Abstract
Bezoars are concretions of swallowed hair, fruit vegetable fibers, and similar substances found in the alimentary canal. The first description of a postmortem human bezoar was by Swain in 1854. Although the prevalence of bezoars in humans is low, an absence of treatment has been associated with mortality rates as high as 30%, primarily because of gastrointestinal bleeding, destruction, or perforation.
Introduction
This is a report describing acute intestinal obstruction due to a phytobezoar following truncal vagotomy and gastrojejunostomy in a 68-year-old man.
Case Report
A 68 year-old male who had undergone a gastrojejunostomy seven years earlier as part of his surgical management for a duodenal ulcer refractory to medical treatment presented with epigastric discomfort, abdominal pain and vomiting of 10 days duration. Physical examination showed that he was afebrile, with a pulse rate of 138 beats/min and a respiratory rate of 28/min. Chest and cardiac findings were unremarkable. The abdomen was soft and non-tender and not distended. No focal neurologic deficits were apparent.
Laboratory test results showed a hemoglobin concentration of 16.9 g/dL, a leukocyte count of 13 x 109 /L, and a platelet count of 351 x 109 /L. His serum creatinine was 366 mg/dl, his urea nitrogen was 24.5 mg/dl, his Na concentration was 130 mEq/L and his serum glucose concentration was 25.11 mg/dl. Upper GI contrast study showed a persistently dilated proximal jejunal loop. (Fig. 1)
Figure 1: Barium study showing mid-jejunal opacity with a claw- like appearance. The bowel loop distal to the filling defect has collapsed (arrow).
Despite the administration of intravenous fluids and cessation of oral feeding, the patient continued to vomit continuously. An exploratory laparotomy through an upper midline abdominal incision revealed a hard, mobile mass causing a complete obstruction in the jejunum. The mass was exteriorized through an enterotomy, (Fig. 2). The mass had a rough, greenish-black outer surface, which appeared whitish due to the contrast used in the upper GI study. His postoperative period was unremarkable, other than mild vomiting during the first two days.
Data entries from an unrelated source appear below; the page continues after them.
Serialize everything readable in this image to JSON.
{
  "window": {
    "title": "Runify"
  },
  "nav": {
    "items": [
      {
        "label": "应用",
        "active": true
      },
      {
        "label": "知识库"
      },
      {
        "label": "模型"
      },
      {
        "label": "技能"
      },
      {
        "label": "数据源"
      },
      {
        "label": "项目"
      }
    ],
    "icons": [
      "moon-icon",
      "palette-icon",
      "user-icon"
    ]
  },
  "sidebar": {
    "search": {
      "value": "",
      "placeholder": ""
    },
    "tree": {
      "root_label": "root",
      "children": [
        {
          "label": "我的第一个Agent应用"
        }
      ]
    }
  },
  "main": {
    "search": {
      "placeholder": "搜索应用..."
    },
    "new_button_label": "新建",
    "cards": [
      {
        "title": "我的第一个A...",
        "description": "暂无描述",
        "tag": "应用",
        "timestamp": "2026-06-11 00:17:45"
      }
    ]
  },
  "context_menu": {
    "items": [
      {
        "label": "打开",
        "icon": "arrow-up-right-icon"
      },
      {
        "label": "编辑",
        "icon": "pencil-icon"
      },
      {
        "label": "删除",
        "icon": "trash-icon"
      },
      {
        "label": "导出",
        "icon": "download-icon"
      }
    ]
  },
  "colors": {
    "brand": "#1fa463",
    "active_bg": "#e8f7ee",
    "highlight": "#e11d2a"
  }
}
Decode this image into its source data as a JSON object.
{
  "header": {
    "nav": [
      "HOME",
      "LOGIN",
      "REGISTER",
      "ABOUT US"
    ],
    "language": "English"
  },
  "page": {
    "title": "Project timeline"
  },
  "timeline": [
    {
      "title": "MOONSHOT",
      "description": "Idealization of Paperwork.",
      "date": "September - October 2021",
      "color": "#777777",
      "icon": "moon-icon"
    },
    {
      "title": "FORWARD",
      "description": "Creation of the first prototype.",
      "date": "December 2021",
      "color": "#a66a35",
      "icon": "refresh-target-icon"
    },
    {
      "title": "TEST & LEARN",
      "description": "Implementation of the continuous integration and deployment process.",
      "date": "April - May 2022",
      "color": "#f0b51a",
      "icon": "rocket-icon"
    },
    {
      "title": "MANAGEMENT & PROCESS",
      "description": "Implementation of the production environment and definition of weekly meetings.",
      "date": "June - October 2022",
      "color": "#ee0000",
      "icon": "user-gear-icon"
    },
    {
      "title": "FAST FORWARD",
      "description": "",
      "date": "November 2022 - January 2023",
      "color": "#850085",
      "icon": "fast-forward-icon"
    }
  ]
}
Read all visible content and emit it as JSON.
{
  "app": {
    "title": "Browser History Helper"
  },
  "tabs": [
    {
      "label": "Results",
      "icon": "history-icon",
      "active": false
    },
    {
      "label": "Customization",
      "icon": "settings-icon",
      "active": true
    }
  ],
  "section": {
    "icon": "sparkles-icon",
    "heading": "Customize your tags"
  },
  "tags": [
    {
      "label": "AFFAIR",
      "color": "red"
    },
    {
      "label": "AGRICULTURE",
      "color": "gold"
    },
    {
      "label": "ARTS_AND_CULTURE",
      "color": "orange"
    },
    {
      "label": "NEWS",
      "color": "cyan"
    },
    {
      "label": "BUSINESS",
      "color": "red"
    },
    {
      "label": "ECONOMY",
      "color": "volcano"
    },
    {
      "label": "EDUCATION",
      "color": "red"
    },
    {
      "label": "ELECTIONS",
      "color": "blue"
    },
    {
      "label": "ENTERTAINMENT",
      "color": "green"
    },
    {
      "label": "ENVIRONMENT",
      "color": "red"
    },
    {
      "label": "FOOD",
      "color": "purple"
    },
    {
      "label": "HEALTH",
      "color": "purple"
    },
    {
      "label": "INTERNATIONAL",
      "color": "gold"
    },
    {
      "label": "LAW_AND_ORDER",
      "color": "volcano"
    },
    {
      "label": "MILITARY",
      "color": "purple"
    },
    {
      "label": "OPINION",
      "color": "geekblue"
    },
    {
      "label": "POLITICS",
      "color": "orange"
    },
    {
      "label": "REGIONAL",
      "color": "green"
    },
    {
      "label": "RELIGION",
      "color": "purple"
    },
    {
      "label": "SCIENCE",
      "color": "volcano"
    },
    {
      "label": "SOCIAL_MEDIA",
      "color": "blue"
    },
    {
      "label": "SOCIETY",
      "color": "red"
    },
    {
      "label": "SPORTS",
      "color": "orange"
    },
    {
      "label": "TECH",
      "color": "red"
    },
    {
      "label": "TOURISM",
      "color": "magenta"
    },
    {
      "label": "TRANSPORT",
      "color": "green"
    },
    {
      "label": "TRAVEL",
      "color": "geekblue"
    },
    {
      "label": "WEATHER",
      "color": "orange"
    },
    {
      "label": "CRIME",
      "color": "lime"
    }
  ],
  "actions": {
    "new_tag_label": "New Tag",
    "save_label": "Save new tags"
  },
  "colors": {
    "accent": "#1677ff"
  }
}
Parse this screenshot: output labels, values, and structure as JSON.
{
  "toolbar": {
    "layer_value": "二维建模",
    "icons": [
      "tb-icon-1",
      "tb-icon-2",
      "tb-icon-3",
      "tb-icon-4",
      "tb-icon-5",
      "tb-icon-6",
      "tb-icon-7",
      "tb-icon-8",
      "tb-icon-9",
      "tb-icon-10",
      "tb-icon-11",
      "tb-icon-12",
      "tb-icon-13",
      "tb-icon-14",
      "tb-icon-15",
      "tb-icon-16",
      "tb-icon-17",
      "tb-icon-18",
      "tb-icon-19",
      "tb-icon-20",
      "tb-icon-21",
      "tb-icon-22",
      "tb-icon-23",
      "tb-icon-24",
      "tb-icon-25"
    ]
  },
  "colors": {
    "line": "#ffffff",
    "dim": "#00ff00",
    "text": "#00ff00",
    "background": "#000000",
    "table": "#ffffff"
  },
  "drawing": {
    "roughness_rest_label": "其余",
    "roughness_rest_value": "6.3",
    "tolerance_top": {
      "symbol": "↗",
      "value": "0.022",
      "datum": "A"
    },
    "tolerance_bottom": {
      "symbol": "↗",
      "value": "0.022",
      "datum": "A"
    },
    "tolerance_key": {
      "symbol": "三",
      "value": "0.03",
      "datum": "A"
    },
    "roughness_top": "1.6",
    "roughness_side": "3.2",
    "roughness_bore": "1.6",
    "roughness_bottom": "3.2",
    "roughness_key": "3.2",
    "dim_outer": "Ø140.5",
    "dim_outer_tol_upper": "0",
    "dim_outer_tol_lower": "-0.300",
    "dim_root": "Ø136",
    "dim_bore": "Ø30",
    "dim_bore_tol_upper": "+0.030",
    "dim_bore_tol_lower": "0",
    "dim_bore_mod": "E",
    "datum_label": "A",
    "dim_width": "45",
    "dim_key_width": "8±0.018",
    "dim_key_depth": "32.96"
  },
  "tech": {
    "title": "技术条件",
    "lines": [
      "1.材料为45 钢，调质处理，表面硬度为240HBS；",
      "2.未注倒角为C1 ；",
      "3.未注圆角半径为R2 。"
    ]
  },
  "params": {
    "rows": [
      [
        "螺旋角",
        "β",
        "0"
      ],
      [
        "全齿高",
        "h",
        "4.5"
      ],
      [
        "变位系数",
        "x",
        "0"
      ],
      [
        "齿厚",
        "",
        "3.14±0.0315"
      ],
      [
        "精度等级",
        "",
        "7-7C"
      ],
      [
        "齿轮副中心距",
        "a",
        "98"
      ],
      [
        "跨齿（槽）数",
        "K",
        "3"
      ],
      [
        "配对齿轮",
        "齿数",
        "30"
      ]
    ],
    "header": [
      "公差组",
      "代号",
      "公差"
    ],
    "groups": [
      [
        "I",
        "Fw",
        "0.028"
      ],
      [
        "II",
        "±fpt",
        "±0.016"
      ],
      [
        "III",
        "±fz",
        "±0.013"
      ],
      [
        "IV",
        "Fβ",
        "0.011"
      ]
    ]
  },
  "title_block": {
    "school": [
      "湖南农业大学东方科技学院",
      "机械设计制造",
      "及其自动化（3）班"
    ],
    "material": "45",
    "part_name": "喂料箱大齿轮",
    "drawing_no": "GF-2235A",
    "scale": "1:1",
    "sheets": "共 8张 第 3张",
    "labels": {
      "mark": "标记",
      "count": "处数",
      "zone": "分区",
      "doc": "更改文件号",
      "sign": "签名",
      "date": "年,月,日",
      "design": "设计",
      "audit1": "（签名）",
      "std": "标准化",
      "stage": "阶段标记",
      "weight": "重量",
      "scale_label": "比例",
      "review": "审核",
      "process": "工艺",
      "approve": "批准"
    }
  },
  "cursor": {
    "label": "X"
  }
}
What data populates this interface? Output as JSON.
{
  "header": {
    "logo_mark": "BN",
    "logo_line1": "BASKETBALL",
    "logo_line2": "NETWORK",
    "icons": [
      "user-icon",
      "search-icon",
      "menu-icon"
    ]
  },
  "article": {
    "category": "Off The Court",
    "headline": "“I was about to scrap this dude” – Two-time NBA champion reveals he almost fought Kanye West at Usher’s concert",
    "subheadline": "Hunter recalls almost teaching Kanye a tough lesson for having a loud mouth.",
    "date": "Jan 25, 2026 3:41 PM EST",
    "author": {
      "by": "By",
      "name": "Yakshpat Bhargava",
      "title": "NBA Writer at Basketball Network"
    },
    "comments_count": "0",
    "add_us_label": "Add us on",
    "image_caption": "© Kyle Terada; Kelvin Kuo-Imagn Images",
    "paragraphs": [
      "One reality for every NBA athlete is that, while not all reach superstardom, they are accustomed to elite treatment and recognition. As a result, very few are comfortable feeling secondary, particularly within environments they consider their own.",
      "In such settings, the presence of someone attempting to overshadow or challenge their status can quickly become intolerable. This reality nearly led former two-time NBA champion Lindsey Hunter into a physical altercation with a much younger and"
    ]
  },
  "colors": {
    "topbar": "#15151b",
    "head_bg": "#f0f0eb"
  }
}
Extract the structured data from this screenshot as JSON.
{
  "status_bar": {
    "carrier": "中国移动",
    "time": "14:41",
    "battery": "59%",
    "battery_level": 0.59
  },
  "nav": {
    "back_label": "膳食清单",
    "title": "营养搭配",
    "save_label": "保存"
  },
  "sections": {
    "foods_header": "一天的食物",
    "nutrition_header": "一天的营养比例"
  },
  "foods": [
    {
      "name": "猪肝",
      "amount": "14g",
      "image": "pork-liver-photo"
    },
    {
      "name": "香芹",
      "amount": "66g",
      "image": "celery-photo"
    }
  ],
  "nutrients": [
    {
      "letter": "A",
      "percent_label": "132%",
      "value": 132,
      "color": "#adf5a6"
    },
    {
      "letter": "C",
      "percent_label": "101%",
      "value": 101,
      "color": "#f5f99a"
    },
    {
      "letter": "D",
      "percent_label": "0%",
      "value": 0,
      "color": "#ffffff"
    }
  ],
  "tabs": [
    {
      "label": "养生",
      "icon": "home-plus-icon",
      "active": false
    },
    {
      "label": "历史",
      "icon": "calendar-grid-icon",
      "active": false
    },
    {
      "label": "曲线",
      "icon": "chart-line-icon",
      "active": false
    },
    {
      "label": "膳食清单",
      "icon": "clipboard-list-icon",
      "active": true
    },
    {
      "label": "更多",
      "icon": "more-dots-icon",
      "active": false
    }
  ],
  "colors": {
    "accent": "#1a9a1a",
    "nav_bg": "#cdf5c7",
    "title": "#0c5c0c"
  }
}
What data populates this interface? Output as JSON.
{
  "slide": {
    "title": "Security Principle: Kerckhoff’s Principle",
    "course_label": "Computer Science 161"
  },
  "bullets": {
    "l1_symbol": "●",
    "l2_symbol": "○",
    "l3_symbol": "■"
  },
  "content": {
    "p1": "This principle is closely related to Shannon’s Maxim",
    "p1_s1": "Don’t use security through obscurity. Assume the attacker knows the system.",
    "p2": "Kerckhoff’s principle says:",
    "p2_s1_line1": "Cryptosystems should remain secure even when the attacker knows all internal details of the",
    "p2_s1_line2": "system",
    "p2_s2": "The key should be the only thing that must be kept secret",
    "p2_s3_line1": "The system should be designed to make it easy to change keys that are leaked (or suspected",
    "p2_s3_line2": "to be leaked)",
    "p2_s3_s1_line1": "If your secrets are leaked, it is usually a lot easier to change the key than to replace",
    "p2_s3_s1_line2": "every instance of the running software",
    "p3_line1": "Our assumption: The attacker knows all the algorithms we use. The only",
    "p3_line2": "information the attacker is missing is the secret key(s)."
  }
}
Figure 2: Removal of the bezoar through laparotomy and enterotomy from the mid-loop of the jejunu
Discussion
Bezoars occur most frequently in patients with a previous history of gastric operation and are detected in up to 20% of patients who have undergone antrectomy.1 Phytobezoar formation may be due to a reduction in gastric acidity, peptic activity, poor gastric mixing, and/or delayed emptying.2
The diagnosis of a gastric trichobezoar can be confirmed by radiography or endoscopy. Plain films of the abdomen may reveal amorphous, granular, calcified, or whirlpool-like configurations of solid and gaseous material within the stomach.3 Unlike phytobezoars, which are generally impervious to barium, trichobezoars tend to absorb barium, aiding in their diagnosis. The current gold standard for diagnosis of bezoars is upper gastrointestinal endoscopy, which provides direct visualization of the bezoar and allows sample taking and therapeutic intervention.4
Sonographic evidence of an intraluminal mass with a hyper- echoic arc-like surface and a marked acoustic shadow, suggestive of a bezoar, has been reported.5,6 Moreover, the marked acoustic shadowing behind the echogenic band produced by a bezoar differs from the "dirty" shadowing generated by ingested gas and food within the stomach.7 Since bezoars produce the same sonographic images as ectopic lithiasis, it is important to distinguish bezoar- induced obstructions from gallstone ileus.8
Bezoars have a characteristic appearance on CT, usually presenting as a well circumscribed in-homogeneous intraluminal mass with a mottled gas pattern in the dilated small bowel at the site of obstruction and abrupt collapse of the lumen beyond the lesion.9,10
Conclusion
Therapy for any bezoar necessitates its removal and prevention of recurrence. Small bezoars may be amenable to naso-gastric lavage or suction, a clear liquid diet, and the use of prokinetic agents.11 Larger bezoars may be fragmented mechanically or with digestive enzymes.12 Endoscopic retrieval and fragmentation are frequently used for proximal bezoars whose size and density are not prohibitive; however, the procedure can be technically challenging, and fragments may migrate distally and cause small bowel obstruction.13
A recently described technique from China incorporates a laser mini-explosive technique through an endoscope; in 100 patients, the cure rate was 100%.14 Laparotomy is reserved for bezoars that have caused perforation (7%) or hemorrhage (10%), or that are too large or obstructive to be managed less invasively.3 In patients who have undergone gastrectomy, however, the recurrence rate of phytobezoars is 13.5%, despite preventive measures.1
Acknowledgements
The author reported no conflict of interest and no funding was received on this work.